- Interactive map of Edward J. Speno Memorial Park
- Type: Active
- Location: East Meadow, New York
- Coordinates: 40°42′27″N 73°32′54″W﻿ / ﻿40.70750°N 73.54833°W
- Area: 18.2 acres (7.4 ha)
- Owner: Town of Hempstead
- Operator: Town of Hempstead Department of Parks and Recreation
- Website: Senator Speno Memorial Park – Town of Hempstead

= Senator Speno Memorial Park =

Park in East Meadow, Nassau County, New York, United States

Senator Speno Memorial Park (also known as Edward J. Speno Memorial Park, or simply Speno Park) is a park located off East Meadow Avenue within the hamlet and Census-designated Place (CDP) of East Meadow, in the Town of Hempstead, in Nassau County, New York, United States.

== Description ==
Senator Speno Memorial Park is situated on 18.2 acre land in East Meadow, adjacent to the Nassau County Bird Sanctuary and a stormwater retention pond. It consists of an administration and community building, a playground, shuffleboard facilities, tennis courts, basketball courts, and multiple ballfields. The park also has a parking lot.

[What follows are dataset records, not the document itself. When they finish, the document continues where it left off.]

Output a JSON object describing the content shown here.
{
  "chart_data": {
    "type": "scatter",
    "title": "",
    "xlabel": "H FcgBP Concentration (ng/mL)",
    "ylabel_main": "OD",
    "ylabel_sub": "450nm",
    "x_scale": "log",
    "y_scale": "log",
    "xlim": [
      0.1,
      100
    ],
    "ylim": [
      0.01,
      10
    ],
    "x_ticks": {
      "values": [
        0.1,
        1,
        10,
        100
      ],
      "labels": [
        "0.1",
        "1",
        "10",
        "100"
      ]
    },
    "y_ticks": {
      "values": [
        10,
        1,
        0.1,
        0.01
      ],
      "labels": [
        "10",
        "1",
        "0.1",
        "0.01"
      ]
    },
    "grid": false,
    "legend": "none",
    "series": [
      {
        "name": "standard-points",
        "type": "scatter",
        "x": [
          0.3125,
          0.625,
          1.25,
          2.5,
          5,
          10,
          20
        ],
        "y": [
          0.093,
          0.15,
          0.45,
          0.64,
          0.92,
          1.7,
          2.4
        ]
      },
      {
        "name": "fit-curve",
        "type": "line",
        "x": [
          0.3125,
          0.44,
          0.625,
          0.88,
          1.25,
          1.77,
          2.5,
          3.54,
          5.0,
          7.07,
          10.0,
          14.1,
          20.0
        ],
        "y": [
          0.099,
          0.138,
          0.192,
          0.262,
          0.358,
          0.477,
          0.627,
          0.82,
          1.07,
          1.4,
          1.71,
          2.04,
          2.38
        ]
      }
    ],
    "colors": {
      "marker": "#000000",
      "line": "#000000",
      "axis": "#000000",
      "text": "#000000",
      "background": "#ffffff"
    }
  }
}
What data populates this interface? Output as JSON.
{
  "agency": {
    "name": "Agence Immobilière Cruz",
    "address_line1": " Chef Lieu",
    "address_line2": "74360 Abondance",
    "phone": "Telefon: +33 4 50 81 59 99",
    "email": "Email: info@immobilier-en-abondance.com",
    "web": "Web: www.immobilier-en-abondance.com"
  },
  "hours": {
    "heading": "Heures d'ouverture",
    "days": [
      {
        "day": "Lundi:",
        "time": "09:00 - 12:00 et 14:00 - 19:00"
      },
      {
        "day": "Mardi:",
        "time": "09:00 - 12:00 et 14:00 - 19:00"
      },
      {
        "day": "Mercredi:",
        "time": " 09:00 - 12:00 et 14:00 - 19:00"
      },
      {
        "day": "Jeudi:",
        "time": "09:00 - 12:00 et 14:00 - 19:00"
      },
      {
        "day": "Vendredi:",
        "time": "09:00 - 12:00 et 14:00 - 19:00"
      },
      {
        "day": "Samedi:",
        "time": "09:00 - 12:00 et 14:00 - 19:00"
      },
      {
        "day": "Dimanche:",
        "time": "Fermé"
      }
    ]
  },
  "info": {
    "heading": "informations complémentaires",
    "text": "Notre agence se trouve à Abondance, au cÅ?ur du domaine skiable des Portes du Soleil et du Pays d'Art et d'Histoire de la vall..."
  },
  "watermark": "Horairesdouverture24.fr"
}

Owned and operated by the Town of Hempstead, the park serves as a memorial to New York State Senator Edward J. Speno, who lived in East Meadow at the time of his death in 1971.

== History ==

What is now Speno Park had been used throughout the early and mid-20th century as a sand mine. This 38 acre mine had closed in the early 1960s, after controversies between it and the Town of Hempstead resulted in the United States Supreme Court ruling against the mine in the 1962 case, Goldblatt v. Town of Hempstead. The Town of Hempstead then acquired the southern 18 acre of the former mine through eminent domain in 1963, for conversion into the park and for drainage purposes, while the remaining 20 acre to its north were acquired by Nassau County, which turned the mine's lake into a stormwater retention pond, which would later also serve as the site of the East Meadow Bird Sanctuary.

In October 1971, groundbreaking on the new park began, with Speno's widow, Audrey, among the more than 100 guests and public officials at the ceremony. Temporary park facilities opened to the public in 1977 and 1978, while the permanent facilities and remainder of the park were constructed.

In 1984, additional construction work was announced in order to rectify drainage issues at some of the new facilities, raising construction costs. Construction of the park was completed in October 1989 after 12 years of planning, and it was formally opened on October 21 of that year – although the facility had been opened to the public prior.